Нольен положил картины, помедлил.
— Уходи, Нольен, — повторил Джаскен.
— Слушаюсь, — сказал молодой человек и повернулся спиной к Джаскену.
— Ты позволил ему убить меня, Хиб.
Джаскен вздохнул.
— Нет, я пытался его остановить. Но по большому счету — да. Наверно, я мог сделать больше. И, наверно, я мог его убить, после того как он убил тебя. Так что я не лучше его. Можешь меня ненавидеть, если хочешь. Я не претендую на звание порядочного человека, Лед. И потом, есть еще такая вещь, как долг.
— Я знаю.

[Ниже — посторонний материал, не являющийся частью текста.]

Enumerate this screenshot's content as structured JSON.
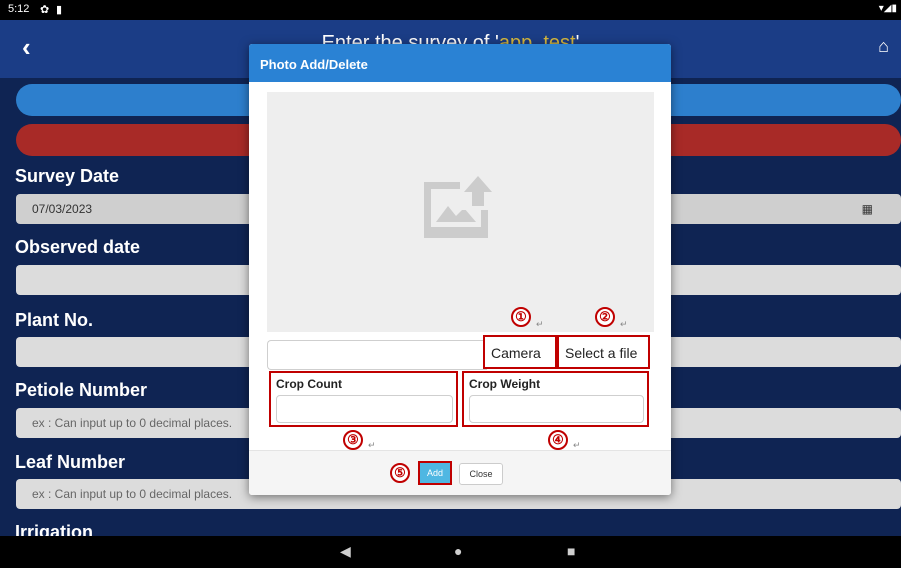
{
  "status_bar": {
    "time": "5:12"
  },
  "header": {
    "title_prefix": "Enter the survey of '",
    "project": "app_test",
    "title_suffix": "'"
  },
  "form": {
    "survey_date": {
      "label": "Survey Date",
      "value": "07/03/2023"
    },
    "observed_date": {
      "label": "Observed date"
    },
    "plant_no": {
      "label": "Plant No."
    },
    "petiole_number": {
      "label": "Petiole Number",
      "placeholder": "ex : Can input up to 0 decimal places."
    },
    "leaf_number": {
      "label": "Leaf Number",
      "placeholder": "ex : Can input up to 0 decimal places."
    },
    "irrigation": {
      "label": "Irrigation"
    }
  },
  "modal": {
    "title": "Photo Add/Delete",
    "camera_label": "Camera",
    "select_file_label": "Select a file",
    "crop_count_label": "Crop Count",
    "crop_weight_label": "Crop Weight",
    "add_label": "Add",
    "close_label": "Close",
    "markers": [
      "①",
      "②",
      "③",
      "④",
      "⑤"
    ]
  },
  "icons": {
    "back": "chevron-left-icon",
    "home": "home-icon",
    "calendar": "calendar-icon",
    "photo_upload": "image-upload-icon"
  },
  "colors": {
    "background": "#0f2453",
    "header": "#1b3d86",
    "modal_header": "#2a82d4",
    "annotation_red": "#c00000",
    "add_button": "#4fb7e2"
  }
}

Я думала, что ты испытываешь ко мне что-то в этом роде.
— Но первейший мой долг — перед ним, нравится это нам или нет.
— Потому что он платит тебе, а я всего лишь позволяла тебе трахать меня?
— Нет. Потому что я связал себя обещанием служить ему. Я никогда не говорил тебе ничего такого, что противоречило бы этому.
— Да, не говорил, верно? — Она улыбнулась ему едва заметной улыбкой. — Наверно, я должна была заметить это. Как это корректно с твоей стороны, хотя при этом ты… тайком пользовался его собственностью. А все эти словечки нежности — как много я для тебя значу, на что мы можем надеяться в будущем. Ты эти свои слова взвешивал потом, обдумывал? Пропускал их через юриста в твоей голове, отыскивал в них нестыковки?
— Что-то в этом роде, — сказал Джаскен, встречаясь с ней взглядом. — У нас не могло быть никакого будущего, Лед. Во всяком случае такого, которое ты себе воображала. Так, перепихнуться несколько раз у него за спиной, чтобы никто не засек, пока одному из нас это не наскучило бы или пока он бы не дознался. Ты была обречена вечно оставаться в его собственности, неужели ты этого никогда не понимала? Мы бы никогда не смогли убежать вдвоем. — Он опустил глаза, потом снова посмотрел на нее. — Или ты хочешь мне сказать, что любила меня? Я всегда думал, что взяла меня в любовники, только чтобы отомстить ему и иметь поддержку, когда надумаешь бежать в следующий раз.
— Что, ни хера у меня не получилось, да? — горько сказала она. — Ты помог ему выследить меня.
— У меня не было выбора. Не обязательно тебе было убегать. Я…
— Правда? Вот, значит, что ты ко мне на самом деле чувствовал.
— Как только ты убегала, я делал то, что требовал от меня долг.
— Значит, это были не слова, а пустышки. — У нее набежали слезы в глаза, но она быстро вытерла обе щеки тыльными сторонами ладоней, размазав слезы по линиям татуировки. — Тем глупее с моей стороны. Потому что я вернулась, не просто чтобы убить Вепперса. Мне нужно было спросить, как… — Она замолчала, проглотила слюну. — Для тебя это ничего не значило?
Джаскен вздохнул.
— Конечно, значило кое-что. Сладость. Мгновения, которые я никогда не забуду. Но эти слова никак не могли значить то, что тебе хотелось.
Она рассмеялась без всякой надежды и веселья.
— Тогда я просто дура, да? — сказала она, встряхнув головой. — Я ведь и в самом деле думала, что ты, может, любишь меня.
На его лице появилась скупейшая из возможных улыбок.
— Почему же — я любил тебя всем сердцем и с самого начала.
Она смерила его взглядом.
Он смотрел на нее, глаза его сверкали.
— Просто дело в том, что одной любви недостаточно, Лед. Не всегда. Не в наше время. А может, и никогда. И никогда рядом с людьми вроде Вепперса.